Una pena porque el comienzo es más que prometedor, y hace presagiar uno de esos relatos neblinosos en los que nada se dice y todo se cuenta (al estilo Ramsey Campbell, escritor que narra siempre entre líneas, para regocijo de algunos y enfado de otros): un prólogo de pocas páginas nos revela la historia de un caserón que sirve como escuela a Elm Haven, Illinois. A continuación, la trama deriva hacia uno de esos cuentos de iniciación sexual/vital de niños/camaradas en bicicleta al estilo Stephen King. Nada que objetar a que Dan Simmons, harto de obtener el aplauso de la crítica, pero no la aceptación masiva del público, se lanzara en su momento al mercadeo del terror estereotipado, pero tampoco es cuestión de pasarse. Hay que cumplir unos mínimos. Para empezar, una base creíble, cosa de la que carece esta novela. Porque, vamos a ver: ¿quién se cree que una campana que perteneció a los Borgia y que fue construida con el metal fundido de una ancestral reliquia egipcia (¡relacionada con Osiris, oh… ah…!) acabe en un pueblecito del Illinois profundo, por mucho que se hable de excéntricos millonarios? ¿Quién se cree que un niño de once años (y estadounidense, y del medio rural, y de los años 60…) sea todo un experto en latín, interprete los textos de Aleister Crowley mejor que el gurú de una logia y deduzca de ello en un pispás que la clave está en exorcizar el mal a tiro limpio? Y, sobre todo: ¿por qué Simmnons se empeña en destrozar un ambiente ominoso, que elabora con un estilo sencillo y preciso, en un desarrollo insulso y mecánico y en un clímax pirotécnico de más de cien páginas que remite a pequeñas joyas del cine pulp, como Temblores (gusanos gigantes y dentudos incluidos), pero que es indigno de alguien con su categoría profesional? La traducción, por cierto, no ayuda: parece que hay gente que no se ha percatado de que `doceavo` no es lo mismo que `duodécimo` y de que el gerundio en castellano no se suele usar para describir acciones consecutivas, sino simultáneas, por citar sólo algunos ejemplos.

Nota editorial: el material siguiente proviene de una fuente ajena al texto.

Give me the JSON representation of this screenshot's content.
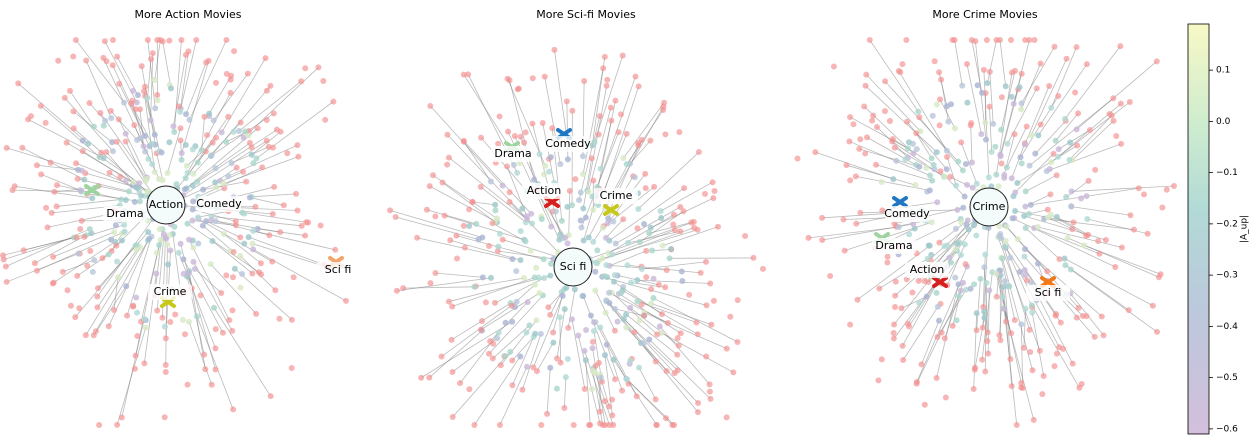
{
  "panels": [
    {
      "title": "More Action Movies",
      "hub": "Action",
      "labels": [
        {
          "text": "Comedy",
          "color": null
        },
        {
          "text": "Drama",
          "color": "#9fd39f"
        },
        {
          "text": "Crime",
          "color": "#c8c81a"
        },
        {
          "text": "Sci fi",
          "color": "#f5a36a"
        }
      ]
    },
    {
      "title": "More Sci-fi Movies",
      "hub": "Sci fi",
      "labels": [
        {
          "text": "Drama",
          "color": "#9fd39f"
        },
        {
          "text": "Comedy",
          "color": "#1f77c4"
        },
        {
          "text": "Action",
          "color": "#d62020"
        },
        {
          "text": "Crime",
          "color": "#c8c81a"
        }
      ]
    },
    {
      "title": "More Crime Movies",
      "hub": "Crime",
      "labels": [
        {
          "text": "Comedy",
          "color": "#1f77c4"
        },
        {
          "text": "Drama",
          "color": "#9fd39f"
        },
        {
          "text": "Action",
          "color": "#d62020"
        },
        {
          "text": "Sci fi",
          "color": "#f07818"
        }
      ]
    }
  ],
  "colorbar": {
    "label": "|A_up|",
    "lim": [
      -0.61,
      0.19
    ],
    "ticks": [
      0.1,
      {
        "value": 0,
        "label": "0.0"
      },
      {
        "value": -0.1,
        "label": "−0.1"
      },
      {
        "value": -0.2,
        "label": "−0.2"
      },
      {
        "value": -0.3,
        "label": "−0.3"
      },
      {
        "value": -0.4,
        "label": "−0.4"
      },
      {
        "value": -0.5,
        "label": "−0.5"
      },
      {
        "value": -0.6,
        "label": "−0.6"
      }
    ]
  }
}
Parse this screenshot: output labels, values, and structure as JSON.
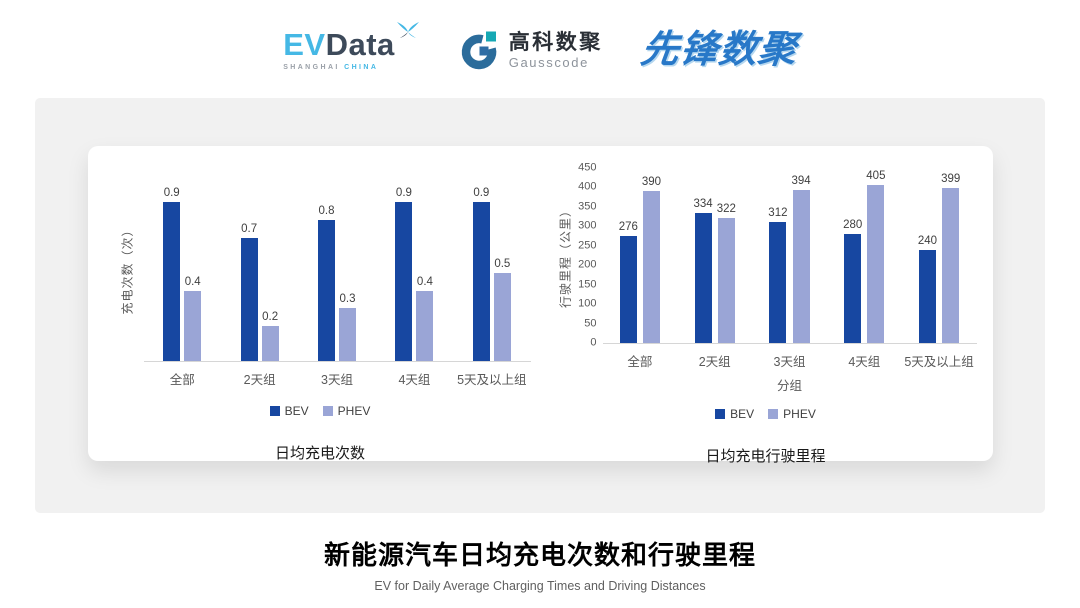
{
  "header": {
    "evdata": {
      "ev": "EV",
      "data": "Data",
      "sub_left": "SHANGHAI",
      "sub_right": "CHINA"
    },
    "gausscode": {
      "name_cn": "高科数聚",
      "name_en": "Gausscode"
    },
    "pioneer": {
      "name_cn": "先锋数聚"
    }
  },
  "colors": {
    "bev": "#1747A1",
    "phev": "#9AA5D6",
    "evdata_blue": "#45B8E5",
    "evdata_dark": "#3D4A5A",
    "gauss_ring_blue": "#2B6C9B",
    "gauss_teal": "#16A8B4",
    "gauss_inner_blue": "#2E6DA4",
    "pioneer_blue": "#2878C8",
    "panel_gray": "#F1F1F1"
  },
  "chart_data": [
    {
      "type": "bar",
      "title": "日均充电次数",
      "ylabel": "充电次数（次）",
      "xlabel": "",
      "categories": [
        "全部",
        "2天组",
        "3天组",
        "4天组",
        "5天及以上组"
      ],
      "series": [
        {
          "name": "BEV",
          "values": [
            0.9,
            0.7,
            0.8,
            0.9,
            0.9
          ]
        },
        {
          "name": "PHEV",
          "values": [
            0.4,
            0.2,
            0.3,
            0.4,
            0.5
          ]
        }
      ],
      "ylim": [
        0,
        1.05
      ],
      "grid": false,
      "y_axis_labels_visible": false,
      "data_labels": true,
      "legend_position": "bottom"
    },
    {
      "type": "bar",
      "title": "日均充电行驶里程",
      "ylabel": "行驶里程（公里）",
      "xlabel": "分组",
      "categories": [
        "全部",
        "2天组",
        "3天组",
        "4天组",
        "5天及以上组"
      ],
      "series": [
        {
          "name": "BEV",
          "values": [
            276,
            334,
            312,
            280,
            240
          ]
        },
        {
          "name": "PHEV",
          "values": [
            390,
            322,
            394,
            405,
            399
          ]
        }
      ],
      "ylim": [
        0,
        450
      ],
      "yticks": [
        0,
        50,
        100,
        150,
        200,
        250,
        300,
        350,
        400,
        450
      ],
      "grid": false,
      "data_labels": true,
      "legend_position": "bottom"
    }
  ],
  "footer": {
    "title": "新能源汽车日均充电次数和行驶里程",
    "subtitle": "EV for Daily Average Charging Times and Driving Distances"
  }
}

Además, a pesar de que la novela es larga, muy larga, como decía más arriba, hay un buen montón de cabos sueltos. Se dan un garbeo unos cuantos zombies que no se sabe muy bien de dónde salen, aunque se sospeche. Hay unos malvados sectarios a los que se alude durante toda la novela, pero que apenas aparecen hasta el desenlace (Elm Haven cuenta con unos pocos centenares de habitantes, así que, teniendo en cuenta que los protagonistas se pasan páginas y páginas corriendo de aquí para allá, en algún momento tendrían que encontrarse con ellos). Por continuar con incoherencias varias, a lo largo de la trama el malhadado pueblo queda sembrado de cadáveres desmembrados, se desencadenan varios tiroteos, un camión sacado de El diablo sobre ruedas, con un remolque cargado de animales muertos y hediondos, se dedica a perseguir a niños por la carretera, los gusanos que protagonizan el clímax se pasean por galerías subterráneas abriendo agujeros de paredes legamosas por todas partes… y el sheriff no se entera. Y la gente apenas se alarma. ¿Por qué?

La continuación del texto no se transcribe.